Spear-phishing has become the scourge of the internet. It is the primary method used by the Syrian Electronic Army to gain the credentials it uses for its many and repeated hacks, and has become the weapon of choice for state-sponsored espionage. Just this week it was revealed by Kaspersky as the first step of the Mask campaign, which it considers to be a state-sponsored tool even more sophisticated than Duqu.
Spear-phishing is little more than highly targeted social engineering. It is aimed at individuals or small groups of people; but cleverly uses personal knowledge of the intended victim. The attack is generally delivered by email, and is designed to persuade the victim to visit a compromised site or click on a weaponized attachment.
The more personal knowledge known, the more persuasive the argument and the more successful the attack. The amount of personal detail contained in the Barclays Bank stolen customer details disclosed earlier this week would be a treasure-trove for phishers. If sophisticated spear-phishing is then combined with a zero-day exploit, it is almost a certainty that the victim will be compromised.

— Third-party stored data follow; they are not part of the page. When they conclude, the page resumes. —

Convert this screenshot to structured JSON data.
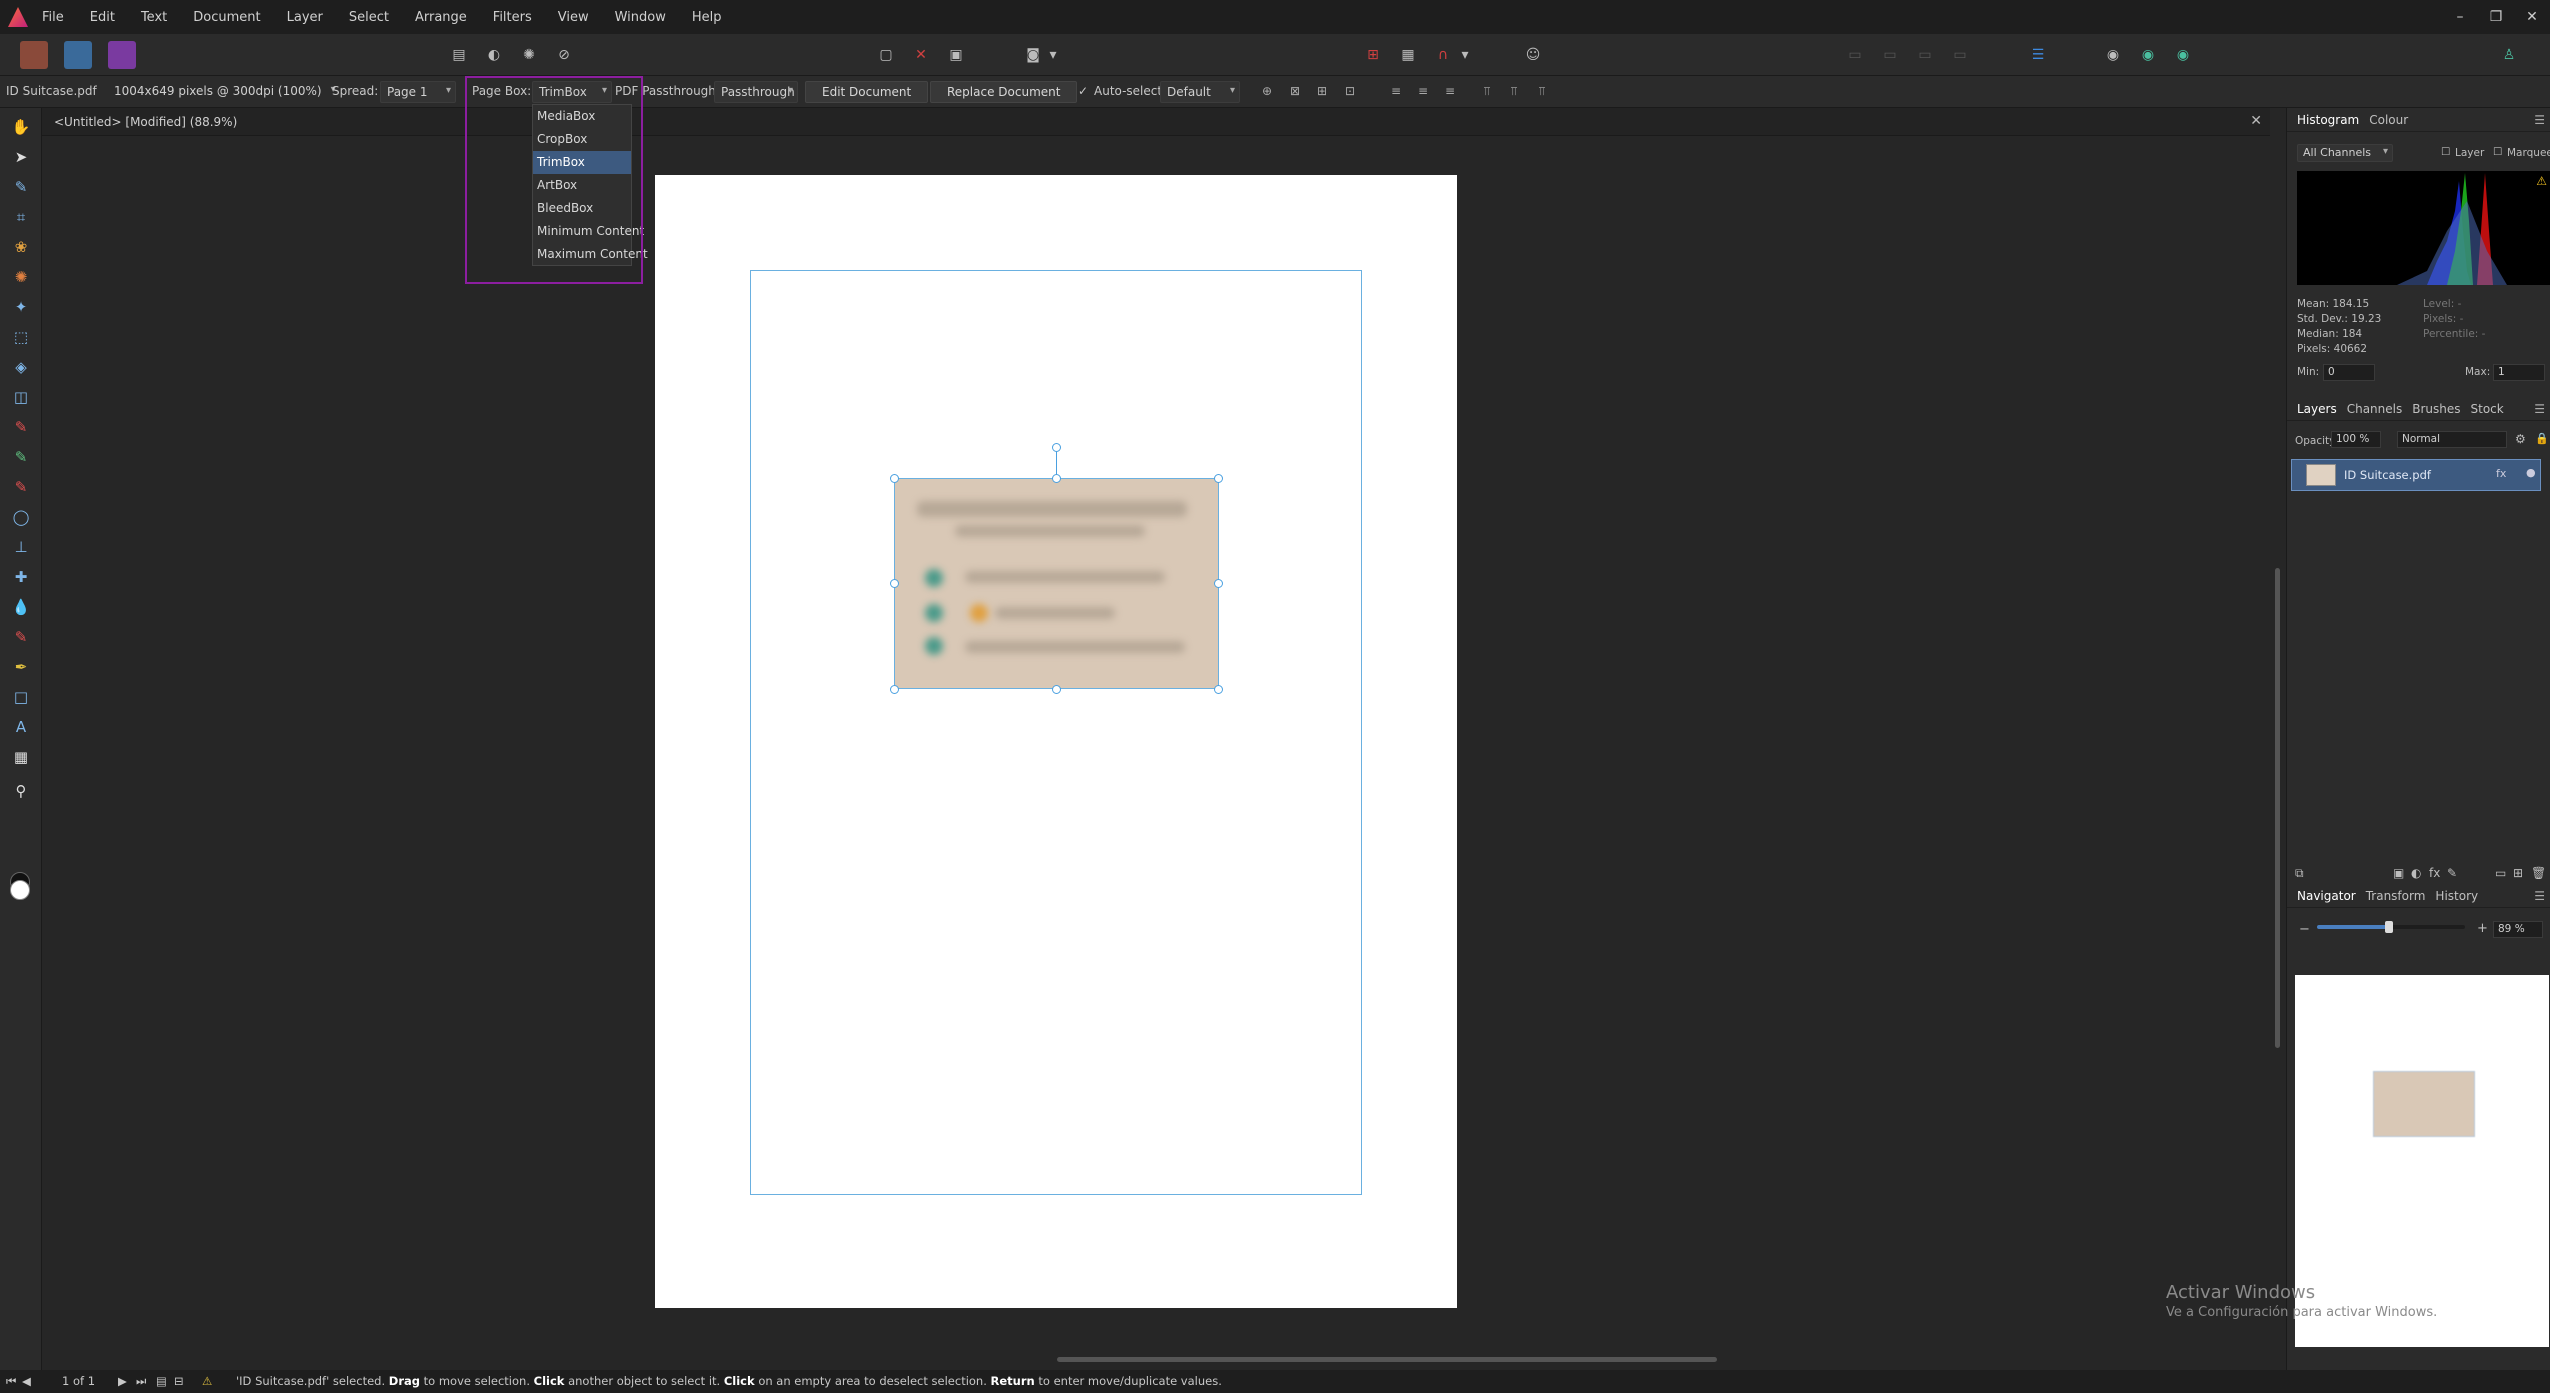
{
  "menubar": {
    "items": [
      "File",
      "Edit",
      "Text",
      "Document",
      "Layer",
      "Select",
      "Arrange",
      "Filters",
      "View",
      "Window",
      "Help"
    ],
    "window_controls": [
      "–",
      "❐",
      "✕"
    ]
  },
  "context": {
    "doc_name": "ID Suitcase.pdf",
    "size_info": "1004x649 pixels @ 300dpi (100%)",
    "spread_label": "Spread:",
    "spread_value": "Page 1",
    "pagebox_label": "Page Box:",
    "pagebox_value": "TrimBox",
    "pdf_label": "PDF Passthrough:",
    "pdf_value": "Passthrough",
    "edit_document": "Edit Document",
    "replace_document": "Replace Document",
    "autoselect_label": "Auto-select:",
    "autoselect_value": "Default"
  },
  "pagebox_menu": {
    "options": [
      "MediaBox",
      "CropBox",
      "TrimBox",
      "ArtBox",
      "BleedBox",
      "Minimum Content",
      "Maximum Content"
    ],
    "selected": "TrimBox"
  },
  "doctab": {
    "title": "<Untitled> [Modified] (88.9%)",
    "close": "✕"
  },
  "histogram_panel": {
    "tabs": [
      "Histogram",
      "Colour"
    ],
    "channel": "All Channels",
    "layer_label": "Layer",
    "marquee_label": "Marquee",
    "mean": "Mean: 184.15",
    "stddev": "Std. Dev.: 19.23",
    "median": "Median: 184",
    "pixels": "Pixels: 40662",
    "level": "Level: -",
    "pixels2": "Pixels: -",
    "percentile": "Percentile: -",
    "min_label": "Min:",
    "min_value": "0",
    "max_label": "Max:",
    "max_value": "1"
  },
  "layers_panel": {
    "tabs": [
      "Layers",
      "Channels",
      "Brushes",
      "Stock"
    ],
    "opacity_label": "Opacity:",
    "opacity_value": "100 %",
    "blend_mode": "Normal",
    "layer_name": "ID Suitcase.pdf"
  },
  "navigator_panel": {
    "tabs": [
      "Navigator",
      "Transform",
      "History"
    ],
    "zoom": "89 %"
  },
  "watermark": {
    "title": "Activar Windows",
    "subtitle": "Ve a Configuración para activar Windows."
  },
  "status": {
    "page": "1 of 1",
    "msg_1": "'ID Suitcase.pdf' selected.",
    "drag": "Drag",
    "msg_2": "to move selection.",
    "click": "Click",
    "msg_3": "another object to select it.",
    "click2": "Click",
    "msg_4": "on an empty area to deselect selection.",
    "return": "Return",
    "msg_5": "to enter move/duplicate values."
  },
  "colors": {
    "accent": "#3d5a80",
    "highlight": "#8c1ea0",
    "selection": "#4aa0e0"
  }
}
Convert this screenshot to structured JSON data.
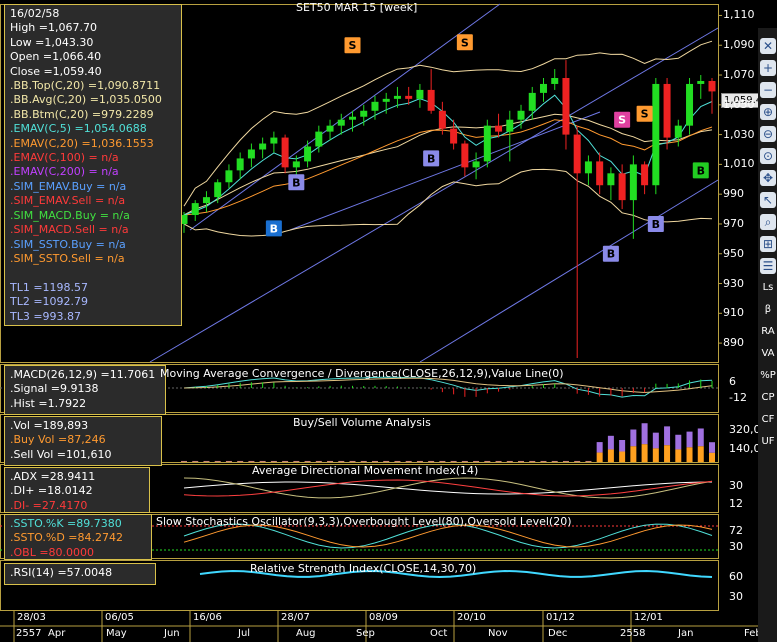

The fact remains, however, that spear-phishing simply fails if the target recognizes it and declines to click on the link or the attachment. Empirical evidence demonstrates that this is not happening: users get fooled and compromised in increasing numbers. Since technology doesn't work against social engineering, the best defense is improved staff training and awareness.
But a major problem with training is that while it needs to be continuous, it is disruptive and costly. Wombat Security Technologies has now introduced a new automated training program designed to improve awareness without tying up trainers. Any member of staff who falls for a simulated phish attack is automatically enrolled to a series of short ten-minute modules designed to teach people how to recognize the tricks and traps of spear-phishing. Since the training is immediately associated with having fallen for social engineering, training completion rates are considerably improved.
“By motivating employees to quickly respond and complete security awareness training," explained the Manager of IT security and disaster recovery for a Fortune 1000 manufacturing company, "it means a company’s workforce is armed against the most current attacks. In addition, using automated phishing attacks enables companies to streamline operations, save money, and protect their organization at the same time.”
The bottom line is simply this: if users don't get fooled, they won't get phished. Achieving it is the problem.